Meğer 24 Haziran sabahından 25 Haziran sabahına kadar, sandık güvenliği için seferber olanlar, hırpalananlar, tehdit edilenler bir toplumsal paranoyanın kurbanı olmuşlar.
Muharrem İnce’nin sözleri, seçim gecesi ortaya dökülen CHP skandallarını daha da anlaşılır hale getirdi.
Seçim gecesi için hazırlığı yapılan ama tam da o gece işlemeyen Adil Seçim Mobil Uygulaması rezilliği de, bu rezillikten sorumlu olanların hesap vermeyişi de CHP’ye hakim olan aynı muhalefet anlayışında düğümleniyor.
Genel Başkanları Kemal Kılıçdaroğlu ise adeta yeni bir "Yenikapı Ruhu"yla, 15 Temmuz mesajı veriyor.
Her şey bir yana, sadece 15 Temmuz şehitlerinin ailelerinden bazılarını konuştursa yeterdi. Ya da sadece Erdoğan’ın kampanyasını hazırlayan Erol Olçok ve oğlunun ölümündeki sır perdesini sorgulasa.
Hadi Kemal Kılıçdaroğlu takip etmiyor, CHP’de 15 Temmuz dava dosyalarını okuyan hiç kimse yok mu?
Bir ana muhalefet partisi başkanından doğal olarak beklenen, TC devleti yerine RTE devletinin kurulmasını sağlayan "Allah’ın lütfu" bir günde, 15 Temmuz’a ilişkin bir dizi soruyu gündeme getirip, kamuoyu önünde yanıt istemesidir.
Gözüken o ki, muhalefetin arada bir ‘çok sert konuşmak’, muhatabının tartışılmasını bile yasakladığı "15 Temmuz araştırılsın’ türünden, sahibini komik duruma düşürmekten başka işe yaramayan önergeler vermek gibi şekil muhalefeti dışında bir eylem planı olmayacak.

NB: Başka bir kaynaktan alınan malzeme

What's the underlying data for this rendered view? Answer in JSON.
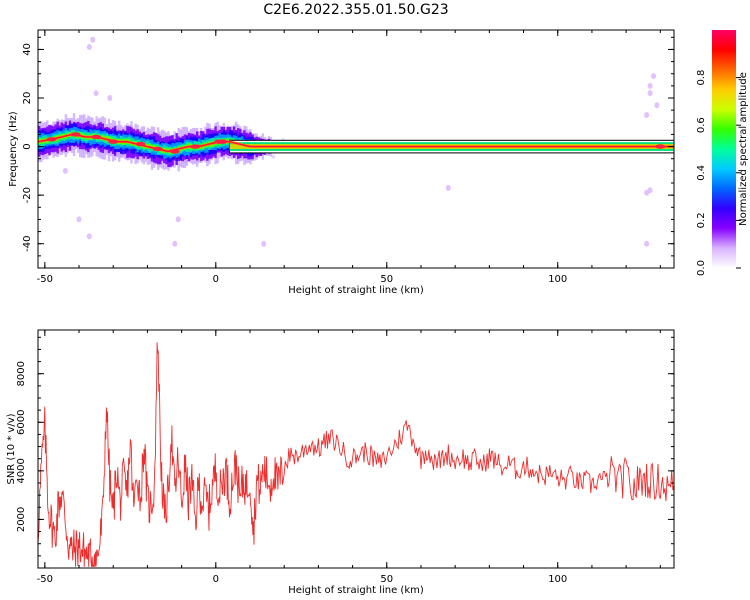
{
  "title": "C2E6.2022.355.01.50.G23",
  "chart_data": [
    {
      "type": "heatmap",
      "xlabel": "Height of straight line (km)",
      "ylabel": "Frequency (Hz)",
      "xlim": [
        -52,
        134
      ],
      "ylim": [
        -50,
        48
      ],
      "xticks": [
        -50,
        0,
        50,
        100
      ],
      "yticks": [
        -40,
        -20,
        0,
        20,
        40
      ],
      "colorbar": {
        "label": "Normalized spectral amplitude",
        "range": [
          0,
          1
        ],
        "ticks": [
          "0.0",
          "0.2",
          "0.4",
          "0.6",
          "0.8"
        ],
        "colors": [
          "#ffffff",
          "#d9b3ff",
          "#8800ff",
          "#3300ff",
          "#0066ff",
          "#00ccff",
          "#00ff99",
          "#33ff00",
          "#ccff00",
          "#ffcc00",
          "#ff6600",
          "#ff0000",
          "#ff0066"
        ]
      },
      "ridge": {
        "x": [
          -52,
          -48,
          -45,
          -42,
          -38,
          -35,
          -32,
          -29,
          -26,
          -23,
          -20,
          -17,
          -14,
          -11,
          -8,
          -5,
          -2,
          1,
          4,
          7,
          10,
          14,
          20,
          30,
          60,
          100,
          134
        ],
        "y": [
          2,
          3,
          4,
          5,
          4,
          4,
          3,
          2,
          2,
          1,
          0,
          -1,
          -2,
          -1,
          0,
          0,
          1,
          2,
          2,
          1,
          0,
          0,
          0,
          0,
          0,
          0,
          0
        ]
      }
    },
    {
      "type": "line",
      "xlabel": "Height of straight line (km)",
      "ylabel": "SNR (10 * v/v)",
      "xlim": [
        -52,
        134
      ],
      "ylim": [
        0,
        9800
      ],
      "xticks": [
        -50,
        0,
        50,
        100
      ],
      "yticks": [
        2000,
        4000,
        6000,
        8000
      ],
      "color": "#ee2c2c",
      "series": [
        {
          "x": [
            -52,
            -51,
            -50,
            -49,
            -48,
            -47,
            -46,
            -45,
            -44,
            -43,
            -42,
            -41,
            -40,
            -39,
            -38,
            -37,
            -36,
            -35,
            -34,
            -33,
            -32,
            -31,
            -30,
            -29,
            -28,
            -27,
            -26,
            -25,
            -24,
            -23,
            -22,
            -21,
            -20,
            -19,
            -18,
            -17,
            -16,
            -15,
            -14,
            -13,
            -12,
            -11,
            -10,
            -9,
            -8,
            -7,
            -6,
            -5,
            -4,
            -3,
            -2,
            -1,
            0,
            1,
            2,
            3,
            4,
            5,
            6,
            7,
            8,
            9,
            10,
            11,
            12,
            13,
            14,
            15,
            16,
            17,
            18,
            19,
            20,
            22,
            24,
            26,
            28,
            30,
            32,
            34,
            36,
            38,
            40,
            42,
            44,
            46,
            48,
            50,
            52,
            54,
            56,
            58,
            60,
            62,
            64,
            66,
            68,
            70,
            72,
            74,
            76,
            78,
            80,
            82,
            84,
            86,
            88,
            90,
            92,
            94,
            96,
            98,
            100,
            102,
            104,
            106,
            108,
            110,
            112,
            114,
            116,
            118,
            120,
            122,
            124,
            126,
            128,
            130,
            132,
            134
          ],
          "y": [
            1500,
            4200,
            5800,
            2600,
            1800,
            1200,
            2700,
            3100,
            2000,
            900,
            700,
            800,
            900,
            700,
            600,
            400,
            500,
            300,
            900,
            2300,
            6800,
            3500,
            2200,
            4200,
            2600,
            3700,
            3000,
            5200,
            2400,
            4000,
            2800,
            5200,
            2700,
            2500,
            3300,
            9600,
            4200,
            2000,
            3000,
            5600,
            3000,
            4500,
            2600,
            4200,
            2800,
            3600,
            1800,
            3500,
            2700,
            3000,
            2400,
            3400,
            4100,
            3000,
            3600,
            4100,
            2800,
            3700,
            4300,
            2800,
            3600,
            3300,
            3700,
            1500,
            3600,
            3300,
            4100,
            3700,
            3400,
            4000,
            3400,
            3800,
            4200,
            4700,
            4600,
            4900,
            5100,
            4900,
            5200,
            5300,
            5100,
            4600,
            4500,
            4700,
            4800,
            4500,
            4300,
            4600,
            5000,
            5400,
            5900,
            5200,
            4500,
            4900,
            4300,
            4500,
            4700,
            4400,
            4600,
            4300,
            4500,
            4200,
            4600,
            4400,
            4100,
            4300,
            4000,
            4200,
            4100,
            3900,
            3800,
            3900,
            3700,
            3600,
            3800,
            3500,
            3600,
            3400,
            3700,
            3600,
            3900,
            3500,
            3800,
            3200,
            3600,
            3700,
            3500,
            3600,
            3300,
            3400
          ]
        }
      ]
    }
  ]
}
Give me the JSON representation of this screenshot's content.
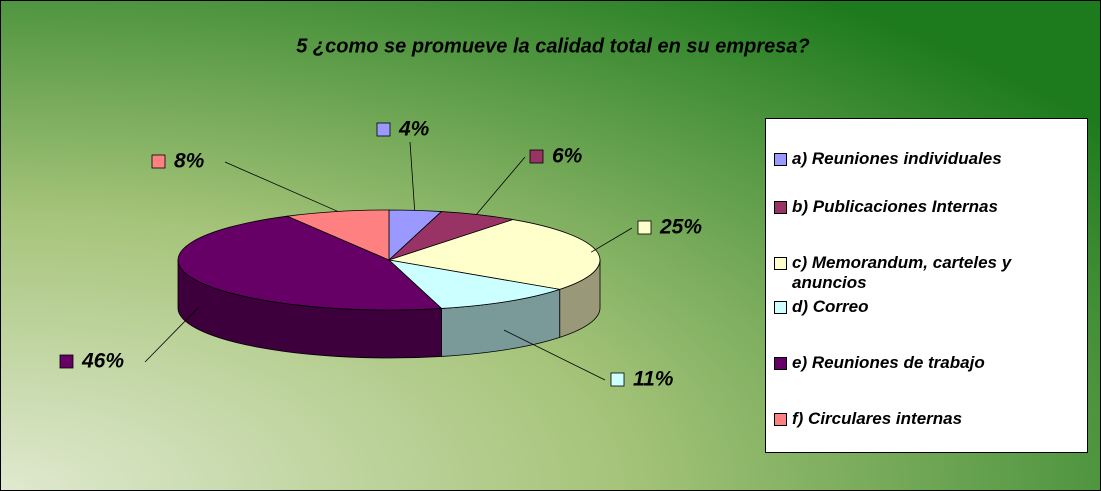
{
  "chart_data": {
    "type": "pie",
    "title": "5 ¿como se promueve la calidad total en su empresa?",
    "categories": [
      "a) Reuniones individuales",
      "b) Publicaciones Internas",
      "c) Memorandum, carteles y anuncios",
      "d) Correo",
      "e) Reuniones de trabajo",
      "f) Circulares internas"
    ],
    "values": [
      4,
      6,
      25,
      11,
      46,
      8
    ],
    "value_labels": [
      "4%",
      "6%",
      "25%",
      "11%",
      "46%",
      "8%"
    ],
    "colors": [
      "#9999ff",
      "#993366",
      "#ffffcc",
      "#ccffff",
      "#660066",
      "#ff8080"
    ],
    "legend": "right"
  }
}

Parlamenter rejime dönüş gibi, olabilecek en geri talebi bile gündemde tutmayı başaramayan muhalefet partilerinin tabandan yeni bir örgütlenmeye gitmek, demokratik hukuk devleti için yeni mücadele yöntemleri üzerinde çalışmak, yani sanal bir Meclis’te değil gerçek mücadelenin içinde, sokaklarda olmak gibi bir niyeti yok.
Asıl umutsuzluk yaratan tam da bu zaten.